Hovis has had an
ad campaign for years with the tagline 'As good today as it's always been.' I've just put my finger on what bothers me about it.
I hear it as 'Only as good today as it's always been', which is perhaps unfair. But even with a generous interpretation, it's clearly saying it isn't substantially better than it used to be. They've been making bread since 1886, or nearly 130 years. If the bread is more or less the same quality now as it was then ... that's terrible!

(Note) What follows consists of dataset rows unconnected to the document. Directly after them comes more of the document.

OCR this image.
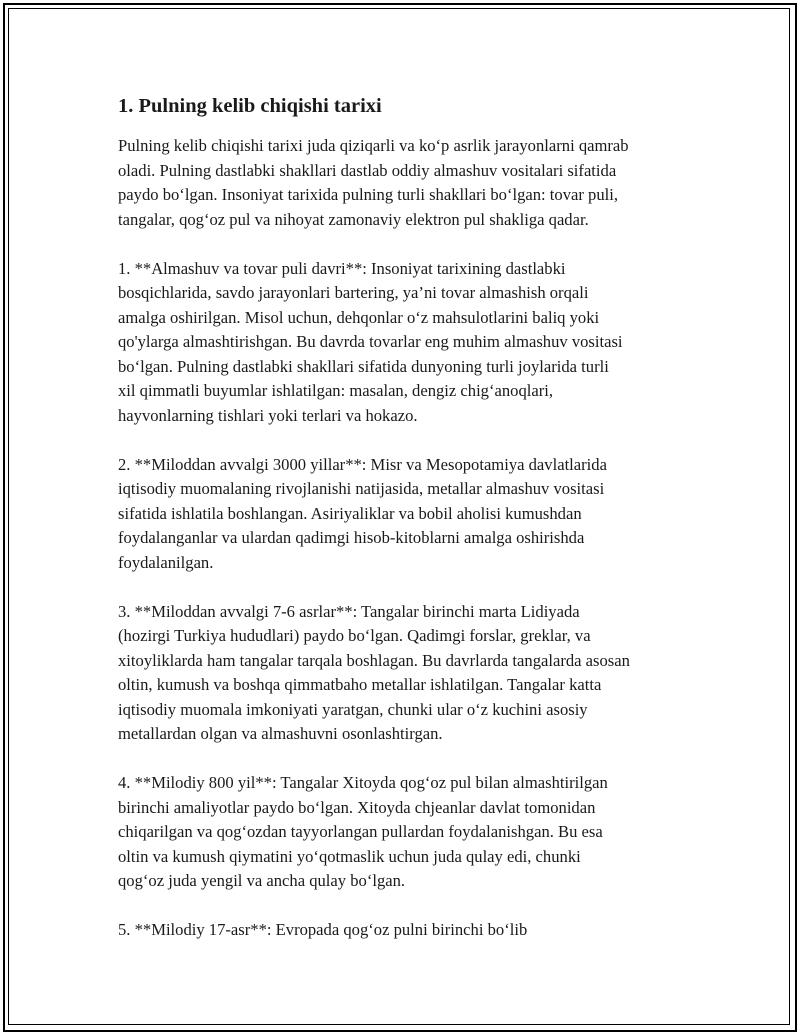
1. Pulning kelib chiqishi tarixi

Pulning kelib chiqishi tarixi juda qiziqarli va ko‘p asrlik jarayonlarni qamrab
oladi. Pulning dastlabki shakllari dastlab oddiy almashuv vositalari sifatida
paydo bo‘lgan. Insoniyat tarixida pulning turli shakllari bo‘lgan: tovar puli,
tangalar, qog‘oz pul va nihoyat zamonaviy elektron pul shakliga qadar.

1. **Almashuv va tovar puli davri**: Insoniyat tarixining dastlabki
bosqichlarida, savdo jarayonlari bartering, ya’ni tovar almashish orqali
amalga oshirilgan. Misol uchun, dehqonlar o‘z mahsulotlarini baliq yoki
qo'ylarga almashtirishgan. Bu davrda tovarlar eng muhim almashuv vositasi
bo‘lgan. Pulning dastlabki shakllari sifatida dunyoning turli joylarida turli
xil qimmatli buyumlar ishlatilgan: masalan, dengiz chig‘anoqlari,
hayvonlarning tishlari yoki terlari va hokazo.

2. **Miloddan avvalgi 3000 yillar**: Misr va Mesopotamiya davlatlarida
iqtisodiy muomalaning rivojlanishi natijasida, metallar almashuv vositasi
sifatida ishlatila boshlangan. Asiriyaliklar va bobil aholisi kumushdan
foydalanganlar va ulardan qadimgi hisob-kitoblarni amalga oshirishda
foydalanilgan.

3. **Miloddan avvalgi 7-6 asrlar**: Tangalar birinchi marta Lidiyada
(hozirgi Turkiya hududlari) paydo bo‘lgan. Qadimgi forslar, greklar, va
xitoyliklarda ham tangalar tarqala boshlagan. Bu davrlarda tangalarda asosan
oltin, kumush va boshqa qimmatbaho metallar ishlatilgan. Tangalar katta
iqtisodiy muomala imkoniyati yaratgan, chunki ular o‘z kuchini asosiy
metallardan olgan va almashuvni osonlashtirgan.

4. **Milodiy 800 yil**: Tangalar Xitoyda qog‘oz pul bilan almashtirilgan
birinchi amaliyotlar paydo bo‘lgan. Xitoyda chjeanlar davlat tomonidan
chiqarilgan va qog‘ozdan tayyorlangan pullardan foydalanishgan. Bu esa
oltin va kumush qiymatini yo‘qotmaslik uchun juda qulay edi, chunki
qog‘oz juda yengil va ancha qulay bo‘lgan.

5. **Milodiy 17-asr**: Evropada qog‘oz pulni birinchi bo‘lib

Bread back then was disgusting compared to what we get now. Food adulteration was rife. The sheer scale of the problem was beginning to become manifest by the late C19th, as the lab techniques to prove it were being invented. They had eye-popping findings such as a majority of bread being heavily cut with alum, or worse. At least it was technically illegal by 1886, but it still went on. Even if what was in your bread was just the stuff you would hope was in it, it was still rubbish. Strains of wheat were not as nutritious as they are now. They were sown and grew unevenly. There was no way of measuring the ripeness of the crop to pick the best time to harvest it, and no way to dry off the crop if it was a bit rainy round harvest time. Much more crap (both literal and figurative) got harvested along with the grain and found its way in to the stores. Grain stores were much less effective, with much more contamination by insects, mice, rats and birds. And, of course, much more spoilage by molds, mildews and so on. Milling was a further source of significant contamination, and nowhere near as regular and well-controlled, which made for inferior flour. Hovis were pioneers of new techniques in flour treatment and bread-making, but were nothing like as good as you can get now. The whole process was wildly variable - and the maths to do proper quality control wasn't even invented until about 50 years later.

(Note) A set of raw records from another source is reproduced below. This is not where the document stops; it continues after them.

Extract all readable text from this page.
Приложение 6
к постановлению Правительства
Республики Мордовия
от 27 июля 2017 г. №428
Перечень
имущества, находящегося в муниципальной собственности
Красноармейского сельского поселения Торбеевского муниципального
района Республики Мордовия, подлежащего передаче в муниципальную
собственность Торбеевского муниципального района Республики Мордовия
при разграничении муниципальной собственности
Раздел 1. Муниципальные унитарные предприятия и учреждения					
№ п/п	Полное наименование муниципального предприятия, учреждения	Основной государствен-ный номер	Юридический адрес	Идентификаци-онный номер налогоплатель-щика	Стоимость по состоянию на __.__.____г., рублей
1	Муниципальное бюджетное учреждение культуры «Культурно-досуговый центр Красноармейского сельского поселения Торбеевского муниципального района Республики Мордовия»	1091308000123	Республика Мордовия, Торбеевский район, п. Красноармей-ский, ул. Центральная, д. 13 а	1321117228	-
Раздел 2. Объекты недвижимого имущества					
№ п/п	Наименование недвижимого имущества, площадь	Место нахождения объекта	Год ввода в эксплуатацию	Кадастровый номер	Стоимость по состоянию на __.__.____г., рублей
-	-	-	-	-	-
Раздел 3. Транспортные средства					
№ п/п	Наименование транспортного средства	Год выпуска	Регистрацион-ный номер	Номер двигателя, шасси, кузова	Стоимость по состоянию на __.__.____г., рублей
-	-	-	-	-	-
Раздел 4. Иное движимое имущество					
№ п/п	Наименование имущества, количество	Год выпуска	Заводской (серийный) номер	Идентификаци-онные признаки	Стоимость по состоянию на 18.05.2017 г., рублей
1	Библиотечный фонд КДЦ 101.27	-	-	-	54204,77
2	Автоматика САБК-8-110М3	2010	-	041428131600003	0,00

Mass-market bread 130 years ago was, frankly, horrible. I expect Hovis was better than most and was a premium brand, but the standard was appallingly low. The extremely wealthy ate better, since they could buy premium flour from trusted sources and bake it in-house (so long as they hadn't pissed off any of the servants in the supply chain). But I'm pretty sure that the mass-market bread you can buy now is way better than that, and the premium bread you can buy now (or make yourself) is even more delicious still.
We live in times of plenty and quality! (We still suck at fair distribution - I am horrified that bread queues are making a comeback in the shape of food banks.) If your product is only as good as it was 130 years ago, it's probably rubbish.